Fixing $m$ points in $\mathbf{R}^n$, $c_1, \dots, c_m$, is it true that the minimum of $\sum_1^m \|x - c_k\|_2^2 w_k$ occurs at the minimum of $\sum_1^m \|x - c_k\|_2 w_k$, when $\sum_1^m w_k = 1$ ($w_k \in \mathbf{R}_+$)? Note that $\|\cdot\|_2$ means the usual Euclidean norm.
Asked
Active
Viewed 186 times
-1
-
It seems like this would have been something easy for you to check. – Michael Grant Mar 22 '18 at 23:49
-
It seems so, but I couldn't figure it out on my own. The example below is also confusing (probably because it has a typo). – Drew Brady Mar 23 '18 at 05:58
-
When proving the "no" answer, all it takes is one counterexample. No need for "why"/! – Michael Grant Mar 23 '18 at 11:28
-
Even a one-dimensional example with 2-3 points will disprove it. – Michael Grant Mar 23 '18 at 14:14
1 Answers
1
No.

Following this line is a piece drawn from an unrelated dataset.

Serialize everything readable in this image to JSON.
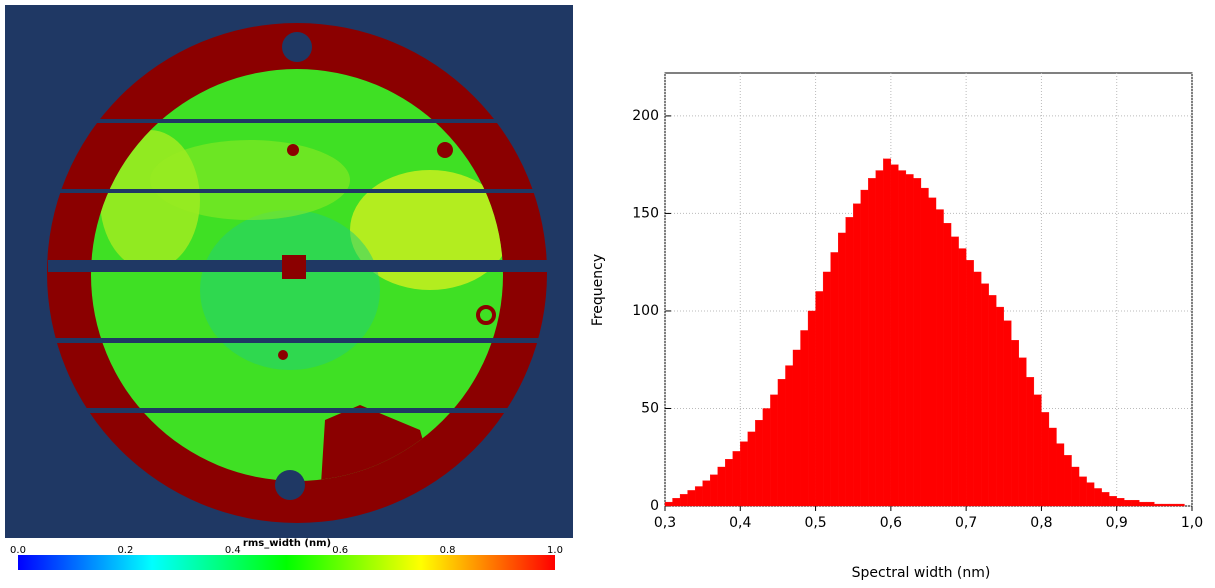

Take $w_k=1$ for all $k=1,2,\ldots, m$, and two points $c_1$ and $c_2$ extremely close together, and $c_3$ a unit distance away. Then $\sum_{i=k}^3 w_k \times d(x,c_k)$ $=\sum_{k=1}^3 d(x,w_k)$ is minimized at $x$ near $c_1,c_2$, but $\sum_{k=1}^3 w_kd^2(x,c_k)$ $=\sum_{k=1}^3 d^2(x,c_k)$ is minimized when $x$ is about a third of the way between $\{c_1,c_2\}$ and $c_3$.